Die Sonne ging rotglühend am Horizont unter, milchige Streifen verfärbten sich in rosige bis violetten Farben und gingen immer mehr in nahtloses dunkel Blau über – die Zeit bis die Nacht einbrach war nicht mehr fern. Dieses Naturschauspiel erinnerte Emilie an gestern – wo sie noch frei war und sich mit ihren Eltern gestritten hatte... Wie gerne hätte sie sie wieder gesehen und sich mit ihnen versöhnt... Ihre Mutter hatte recht: Paris war ein gefährlicher Ort und das verstand sie erst jetzt in ihrer Gefangenschaft. Ein leichtsinniger Fehler ihrerseits und es schien kein Entkommen zu geben. Nicht einmal Philippe sprach mit ihr, als er ihr die Mahlzeiten brachte...

 

Die Sonne verschwand immer weiter hinter dem Horizont und Emilie beobachtete sie mit zerrissenen Gefühlen aus Wut und Hilflosigkeit. Was wollte dieser Girodel von ihr? Warum hielt er sie hier, in einem Zimmer des obersten Stockwerkes gefangen? Mit ihrem Großvater würde er sie nicht mehr bekannt machen oder über ihn erzählen, das wurde ihr noch gestern klar geworden, als sie auf einem fremden Bett aufwachte und er auf ihre viele Fragen nur sagte, dass sie niemand mehr finden würde und sie eine Flucht unterbinden sollte, falls sie leben wollte... Dann verließ er sie und sie hatte getobt, gewütet und geschrien, aber niemand kam... Bis auf Philippe, der ihr erst Stunden später das Essen gebracht hatte und wieder gegangen war, ohne sie eines Blickes zu würdigen... Warum nur?
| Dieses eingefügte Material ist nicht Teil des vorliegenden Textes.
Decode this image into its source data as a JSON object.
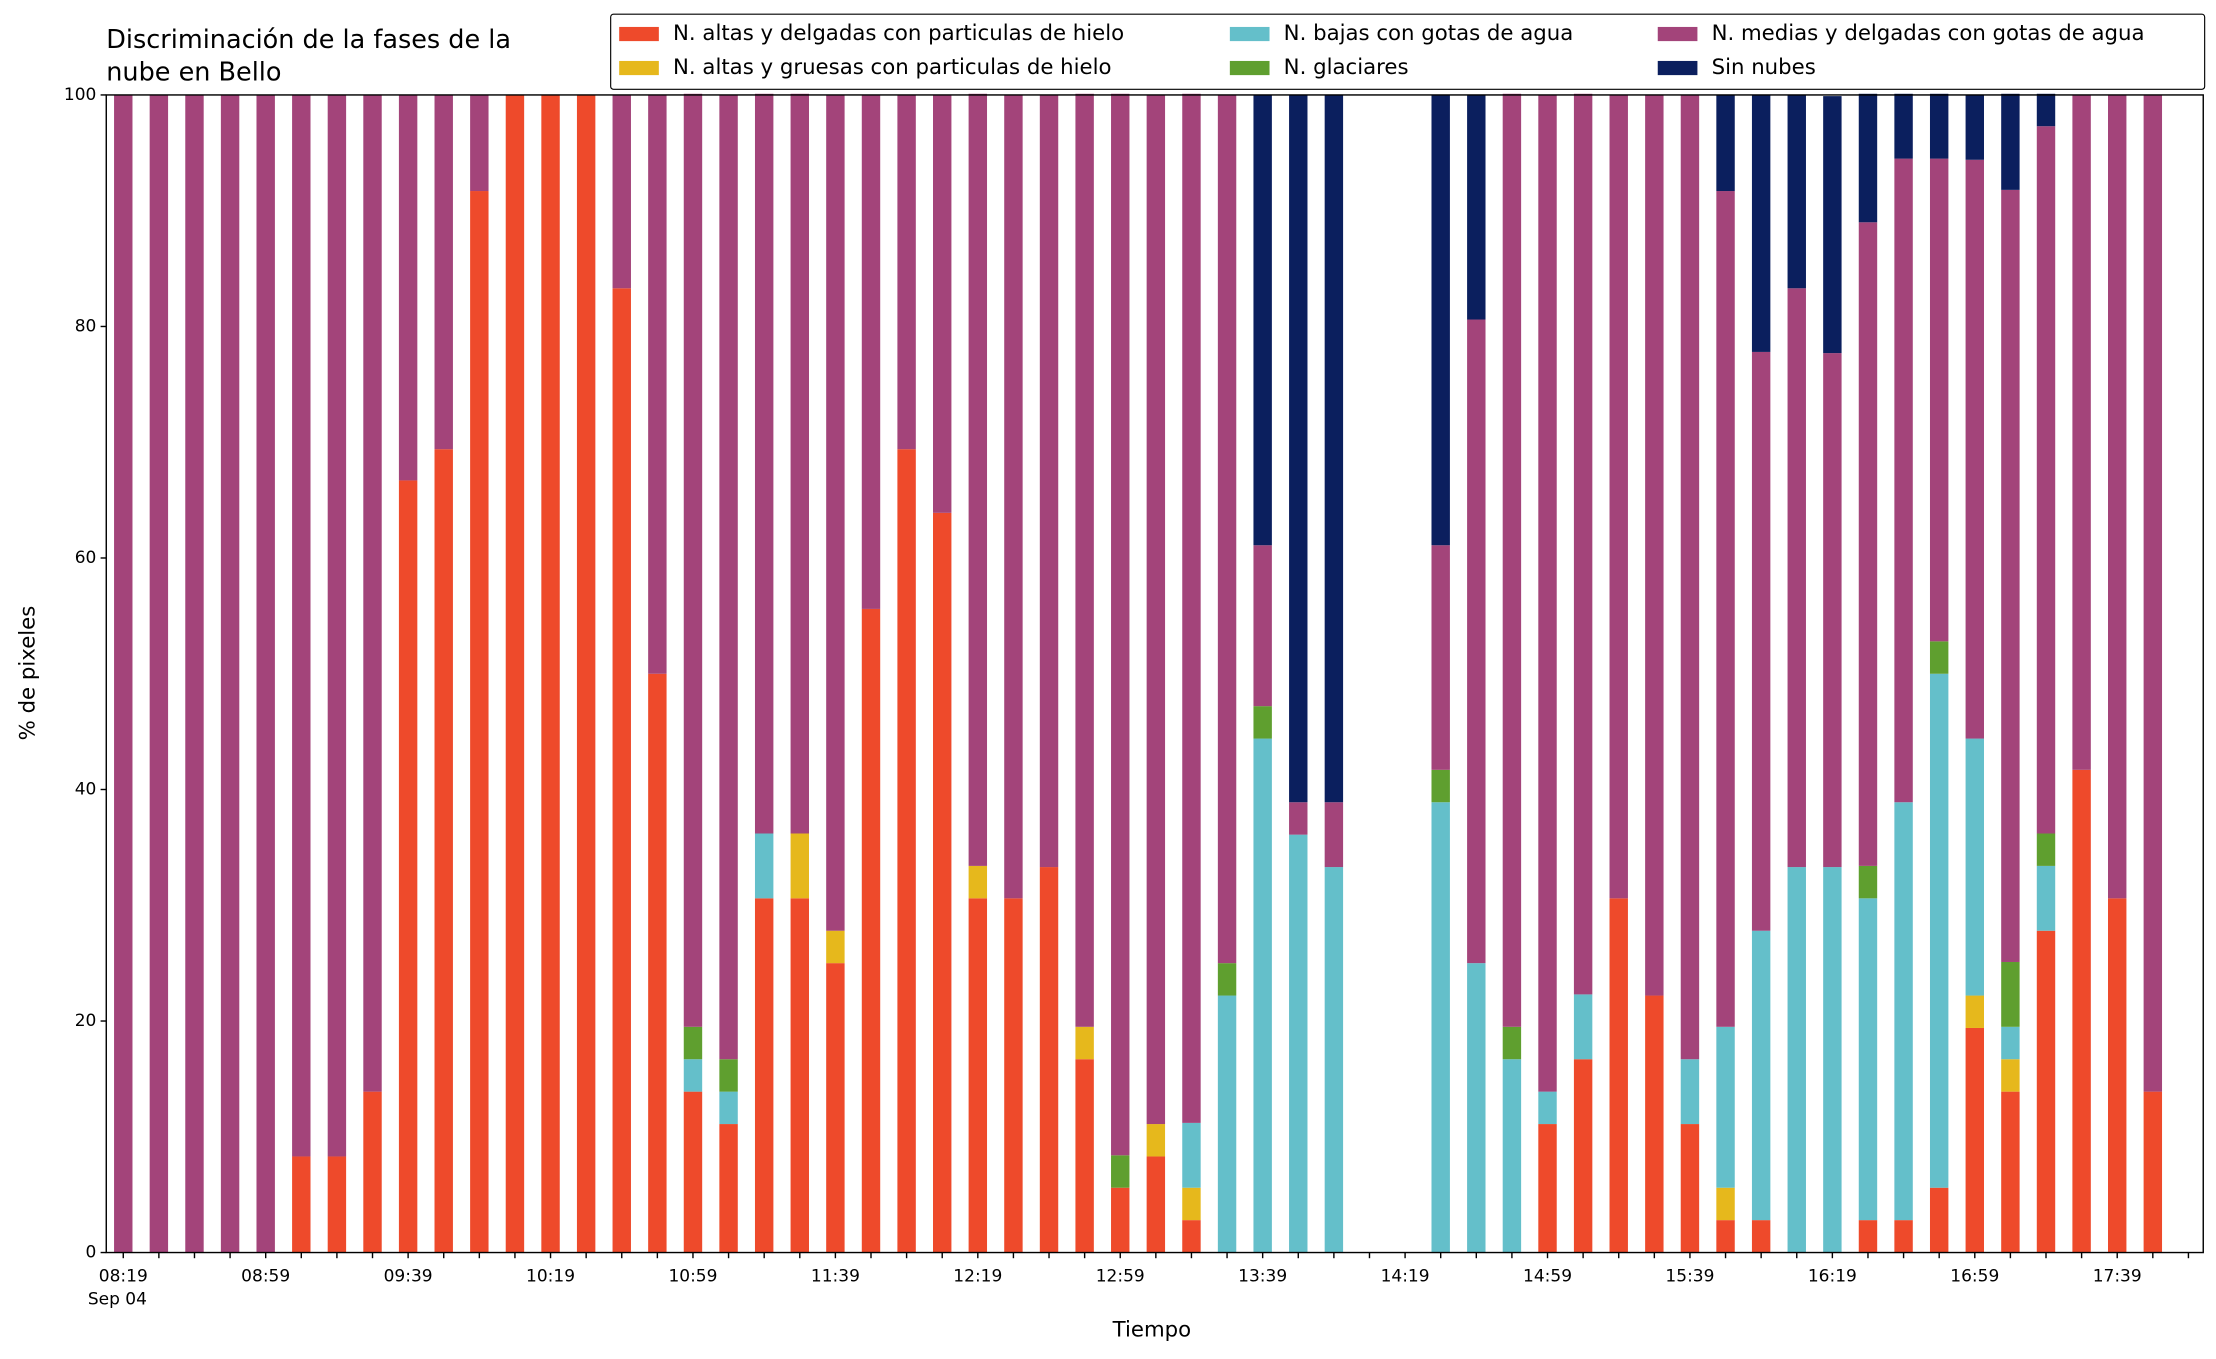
{
  "chart_data": {
    "type": "stacked_bar",
    "title": [
      "Discriminación de la fases de la",
      "nube en Bello"
    ],
    "xlabel": "Tiempo",
    "ylabel": "% de pixeles",
    "x_sublabel": "Sep 04",
    "categories": [
      "08:19",
      null,
      null,
      null,
      "08:59",
      null,
      null,
      null,
      "09:39",
      null,
      null,
      null,
      "10:19",
      null,
      null,
      null,
      "10:59",
      null,
      null,
      null,
      "11:39",
      null,
      null,
      null,
      "12:19",
      null,
      null,
      null,
      "12:59",
      null,
      null,
      null,
      "13:39",
      null,
      null,
      null,
      "14:19",
      null,
      null,
      null,
      "14:59",
      null,
      null,
      null,
      "15:39",
      null,
      null,
      null,
      "16:19",
      null,
      null,
      null,
      "16:59",
      null,
      null,
      null,
      "17:39",
      null
    ],
    "ylim": [
      0,
      100
    ],
    "yticks": [
      0,
      20,
      40,
      60,
      80,
      100
    ],
    "grid": false,
    "legend": "top",
    "series": [
      {
        "name": "N. altas y delgadas con particulas de hielo",
        "color": "#ee4a2b",
        "values": [
          0,
          0,
          0,
          0,
          0,
          8.3,
          8.3,
          13.9,
          66.7,
          69.4,
          91.7,
          100,
          100,
          100,
          83.3,
          50,
          13.9,
          11.1,
          30.6,
          30.6,
          25,
          55.6,
          69.4,
          63.9,
          30.6,
          30.6,
          33.3,
          16.7,
          5.6,
          8.3,
          2.8,
          0,
          0,
          0,
          0,
          0,
          0,
          0,
          0,
          0,
          11.1,
          16.7,
          30.6,
          22.2,
          11.1,
          2.8,
          2.8,
          0,
          0,
          2.8,
          2.8,
          5.6,
          19.4,
          13.9,
          27.8,
          41.7,
          30.6,
          13.9
        ]
      },
      {
        "name": "N. altas y gruesas con particulas de hielo",
        "color": "#e6b81c",
        "values": [
          0,
          0,
          0,
          0,
          0,
          0,
          0,
          0,
          0,
          0,
          0,
          0,
          0,
          0,
          0,
          0,
          0,
          0,
          0,
          5.6,
          2.8,
          0,
          0,
          0,
          2.8,
          0,
          0,
          2.8,
          0,
          2.8,
          2.8,
          0,
          0,
          0,
          0,
          0,
          0,
          0,
          0,
          0,
          0,
          0,
          0,
          0,
          0,
          2.8,
          0,
          0,
          0,
          0,
          0,
          0,
          2.8,
          2.8,
          0,
          0,
          0,
          0
        ]
      },
      {
        "name": "N. bajas con gotas de agua",
        "color": "#64bfca",
        "values": [
          0,
          0,
          0,
          0,
          0,
          0,
          0,
          0,
          0,
          0,
          0,
          0,
          0,
          0,
          0,
          0,
          2.8,
          2.8,
          5.6,
          0,
          0,
          0,
          0,
          0,
          0,
          0,
          0,
          0,
          0,
          0,
          5.6,
          22.2,
          44.4,
          36.1,
          33.3,
          0,
          0,
          38.9,
          25,
          16.7,
          2.8,
          5.6,
          0,
          0,
          5.6,
          13.9,
          25,
          33.3,
          33.3,
          27.8,
          36.1,
          44.4,
          22.2,
          2.8,
          5.6,
          0,
          0,
          0
        ]
      },
      {
        "name": "N. glaciares",
        "color": "#5f9f2f",
        "values": [
          0,
          0,
          0,
          0,
          0,
          0,
          0,
          0,
          0,
          0,
          0,
          0,
          0,
          0,
          0,
          0,
          2.8,
          2.8,
          0,
          0,
          0,
          0,
          0,
          0,
          0,
          0,
          0,
          0,
          2.8,
          0,
          0,
          2.8,
          2.8,
          0,
          0,
          0,
          0,
          2.8,
          0,
          2.8,
          0,
          0,
          0,
          0,
          0,
          0,
          0,
          0,
          0,
          2.8,
          0,
          2.8,
          0,
          5.6,
          2.8,
          0,
          0,
          0
        ]
      },
      {
        "name": "N. medias y delgadas con gotas de agua",
        "color": "#a3447a",
        "values": [
          100,
          100,
          100,
          100,
          100,
          91.7,
          91.7,
          86.1,
          33.3,
          30.6,
          8.3,
          0,
          0,
          0,
          16.7,
          50,
          80.6,
          83.3,
          63.9,
          63.9,
          72.2,
          44.4,
          30.6,
          36.1,
          66.7,
          69.4,
          66.7,
          80.6,
          91.7,
          88.9,
          88.9,
          75,
          13.9,
          2.8,
          5.6,
          0,
          0,
          19.4,
          55.6,
          80.6,
          86.1,
          77.8,
          69.4,
          77.8,
          83.3,
          72.2,
          50,
          50,
          44.4,
          55.6,
          55.6,
          41.7,
          50,
          66.7,
          61.1,
          58.3,
          69.4,
          86.1
        ]
      },
      {
        "name": "Sin nubes",
        "color": "#0b1f5e",
        "values": [
          0,
          0,
          0,
          0,
          0,
          0,
          0,
          0,
          0,
          0,
          0,
          0,
          0,
          0,
          0,
          0,
          0,
          0,
          0,
          0,
          0,
          0,
          0,
          0,
          0,
          0,
          0,
          0,
          0,
          0,
          0,
          0,
          38.9,
          61.1,
          61.1,
          0,
          0,
          38.9,
          19.4,
          0,
          0,
          0,
          0,
          0,
          0,
          8.3,
          22.2,
          16.7,
          22.2,
          11.1,
          5.6,
          5.6,
          5.6,
          8.3,
          2.8,
          0,
          0,
          0
        ]
      }
    ]
  }
}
Was stimmte denn hier nicht?!

 

Ein Schlossrasseln riss Emilie aus ihren trüben Gedanken und sie wandte sich vom Fenster ab. Philippe kam mit einem beladenen Tablett herein, wie erwartet und hinter ihm erspähte Emilie drei Wachposten an der Türschwelle.

„Euer Abendessen, Mademoiselle...“, flüsterte er so leise, dass sie Mühe hatte ihn zu verstehen. Und er hielt dabei seinen Blick wieder gesenkt. Seine Hände zitterten leicht, als er das Tablett auf Tisch abstellte und da kam Emilie auf ihn zu. Sie ergriff die Initiative und fasste ihn am Arm. „Bitte...“ Sie spürte wie er förmlich zusammenzuckte, aber fuhr trotzdem fort: „Bitte erklärt mir, was hier vor sich geht? Ich sehe es Euch doch an, dass Ihr es nicht freiwillig macht... Was hat Euer Patenonkel vor?“

 

Zum ersten Mal hob Philippe seinen Blick und sah sie an. Verzweiflung und etwas Unerklärliches las Emilie in seinen kristallgrauen Augen. Ihr Herz flatterte stürmisch bis zum Hals, sie konnte sich seinem Blick nicht entziehen, konnte nicht leugnen, dass er ihr gefiel und suchte deshalb vielleicht einen Verbündeten in ihm.

Philippe schluckte einen dicken Kloß herunter, bangenden Herzens machte er den Mund auf, doch dann schüttelte er mit dem Kopf. „Es tut mir leid...“, war das einzige, was er sagte, als er sich aus ihrer Umklammerung riss und das Zimmer hastig verließ.

 

Emilie starte die Tür an, die der Wachposten hinter ihm wieder verschloss und versuchte zu begreifen. Sie konnte ihm nicht böse sein, auch wenn sie gewollt hätte... Eine innere Stimme sagte ihr, dass er auf ihrer Seite war und das glaubte sie auch in seinem bedauernden Blick gelesen zu haben. Sein Patenonkel war bestimmt der Grund, warum er nicht mit ihr sprach. Sie musste es herausfinden! Aber wie?

 

Emilie nahm ein Stück Brot vom Teller und entdeckte ein herausragendes Stück Papier unter dem Tellerrand hervorlugen. Das machte sie neugierig und ließ sie zu gleich vorsichtig werden.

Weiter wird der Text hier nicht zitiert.